Schweigend verharrte sie einige Minuten, ließ ihren Blick über den Grabstein gleiten. Sie kannte jedes Wort, jede Ziffer, jeden einzelnen Buchstaben, hätte die Inschrift aus dem Gedächtnis nachzeichnen können, so viel Zeit hatte sie schon hier auf diesem Friedhof verbracht.
Du fehlst mir so sehr.
Sie streckte eine Hand aus und strich sachte über den immer noch neu aussehenden Stein. Glatter, kühler Marmor unter ihren Fingerspitzen.
Trotz der warmen Maisonne fröstelte sie ein wenig.
Dann berichtete sie ihm mit leiser Stimme von ihren Plänen. Erzählte ihm von ihren Wünschen für die Zukunft und davon, was sie bereits unternommen hatte, um diese Wünsche Wirklichkeit werden zu lassen.
»Die neue Wohnung war ein Glücksgriff, das merke ich jeden Tag aufs Neue. Ich fühle mich endlich wieder wohl in meinen eigenen vier Wänden. Jetzt, wo nicht mehr in jedem auch noch so verborgenen Winkel Erinnerungen lauern. Jetzt ist alles neu und frisch, das tut mir gut.«
Sie hielt inne, ließ den Blick über den Friedhof schweifen. Nur vereinzelt sah sie Besucher, die meisten waren wahrscheinlich gleich morgens hier gewesen, um sich dann den Rest des Tages anderen Dingen widmen zu können.
Amber schluckte, sah wieder den Marmorgrabstein an.
»Das wollte ich dir nur sagen. Dass es mir jeden Tag ein klein wenig besser geht. Dass ich dich aber trotzdem immer vermissen werde.«
Nach einem letzten langen Blick auf den eingemeißelten Namen wandte sie sich zum Gehen.

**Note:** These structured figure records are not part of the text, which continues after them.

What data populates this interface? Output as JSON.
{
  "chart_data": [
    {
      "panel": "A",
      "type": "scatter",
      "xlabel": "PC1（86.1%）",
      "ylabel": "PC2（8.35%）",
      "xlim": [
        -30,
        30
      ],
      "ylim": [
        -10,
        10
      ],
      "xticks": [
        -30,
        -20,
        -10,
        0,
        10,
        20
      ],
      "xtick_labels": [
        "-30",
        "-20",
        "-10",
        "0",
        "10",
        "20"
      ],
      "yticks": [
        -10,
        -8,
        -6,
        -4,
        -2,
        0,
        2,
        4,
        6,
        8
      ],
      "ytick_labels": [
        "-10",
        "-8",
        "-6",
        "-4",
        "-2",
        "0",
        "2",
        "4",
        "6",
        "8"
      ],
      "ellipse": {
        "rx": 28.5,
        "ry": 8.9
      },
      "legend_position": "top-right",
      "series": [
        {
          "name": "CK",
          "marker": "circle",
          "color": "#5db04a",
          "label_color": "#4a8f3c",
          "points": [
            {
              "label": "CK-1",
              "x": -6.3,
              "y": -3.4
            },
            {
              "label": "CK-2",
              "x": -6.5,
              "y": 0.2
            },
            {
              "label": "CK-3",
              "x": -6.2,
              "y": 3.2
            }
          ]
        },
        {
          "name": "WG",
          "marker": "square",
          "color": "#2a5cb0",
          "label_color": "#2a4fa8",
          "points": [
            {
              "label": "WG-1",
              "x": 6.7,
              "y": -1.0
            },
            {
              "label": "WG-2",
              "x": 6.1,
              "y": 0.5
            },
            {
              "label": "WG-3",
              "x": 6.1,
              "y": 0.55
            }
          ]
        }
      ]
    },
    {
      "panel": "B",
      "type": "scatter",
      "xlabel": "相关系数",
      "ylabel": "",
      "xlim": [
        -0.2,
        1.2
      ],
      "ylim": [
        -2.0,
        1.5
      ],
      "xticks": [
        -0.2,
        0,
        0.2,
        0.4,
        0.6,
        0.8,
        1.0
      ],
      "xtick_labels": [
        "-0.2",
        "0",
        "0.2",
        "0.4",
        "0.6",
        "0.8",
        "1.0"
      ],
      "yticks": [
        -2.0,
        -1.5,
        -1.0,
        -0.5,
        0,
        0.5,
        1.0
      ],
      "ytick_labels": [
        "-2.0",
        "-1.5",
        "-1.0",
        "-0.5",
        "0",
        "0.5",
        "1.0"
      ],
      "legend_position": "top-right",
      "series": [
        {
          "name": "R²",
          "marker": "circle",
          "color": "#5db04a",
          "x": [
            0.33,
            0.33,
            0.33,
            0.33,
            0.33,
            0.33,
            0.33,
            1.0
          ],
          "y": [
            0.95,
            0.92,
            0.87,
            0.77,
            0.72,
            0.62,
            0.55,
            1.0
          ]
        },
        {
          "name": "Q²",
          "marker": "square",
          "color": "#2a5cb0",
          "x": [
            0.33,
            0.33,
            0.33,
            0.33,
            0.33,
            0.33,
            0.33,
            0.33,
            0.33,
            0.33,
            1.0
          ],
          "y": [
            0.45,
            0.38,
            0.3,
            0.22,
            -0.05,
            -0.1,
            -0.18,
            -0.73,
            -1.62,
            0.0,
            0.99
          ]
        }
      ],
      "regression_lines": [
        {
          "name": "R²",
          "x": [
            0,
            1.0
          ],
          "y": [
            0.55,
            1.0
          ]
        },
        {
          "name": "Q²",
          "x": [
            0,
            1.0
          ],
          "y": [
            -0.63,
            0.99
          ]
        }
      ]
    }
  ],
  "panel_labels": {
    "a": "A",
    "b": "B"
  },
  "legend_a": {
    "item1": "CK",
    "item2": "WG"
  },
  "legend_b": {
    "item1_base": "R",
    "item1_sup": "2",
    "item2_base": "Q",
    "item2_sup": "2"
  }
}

Sie hatte noch etwas vor heute.
Zwei Dinge genauer gesagt.

3

Amber tippte den Zugangscode ein und zog die Metalltür auf. Nach dem Verkauf ihres Hauses hatte sie einige Dinge, die sie zwar behalten wollte, die in der neuen Dreizimmerwohnung jedoch keinen Platz fanden, bei EZ Storage eingelagert.
In dem kleinen Raum befanden sich ein Dutzend Gitarrenkoffer, Instrumente, die ihrem verstorbenen Ehemann Sean gehört hatten. Dazu kamen einige Kisten und Kartons mit seinen Festplatten, Erinnerungsstücken und anderem Kleinkram.
Amber kniete sich vor den ordentlich nebeneinander aufgereihten Gitarren auf den Boden.
Eine akustische, keine elektrische.
Die vier Koffer, die Akustikgitarren enthielten, standen ganz rechts.
Die hübsche blaue mit den schwarzen Intarsien, die gefällt ihm sicher.
Im zweiten Koffer, den sie öffnete, befand sich das gesuchte Instrument. Vorsichtig hob sie es heraus und legte es quer über die anderen Koffer, um das Zubehörfach zu öffnen. Darin befanden sich ein zusammengerollter Gitarrengurt, einige Plektren und ein Päckchen mit Saiten.
Zufrieden klappte sie das Fach zu und legte die Gitarre in den Koffer zurück. Sie ließ die Schlösser zuschnappen und verließ EZ Storage.
Auf dem Parkplatz verstaute sie das Instrument im Kofferraum ihres Wagens, dann gab sie eine Adresse in ihr Navi ein.
Hoffentlich ist nicht zu viel Verkehr. Ich habe keine Lust, stundenlang durch London zu kurven.
Sie ließ den Motor an, schaltete Musik ein und drehte die Lautstärke auf. Richie Kotzens neuestes Album würde ihr die Fahrzeit verkürzen.
Sobald sie sich in den Verkehr auf der Finchley Road eingefädelt hatte, sang sie lauthals mit. Warrior, einer ihrer Lieblingstracks.
Heute ist ein guter Tag, trotz Friedhofsbesuch.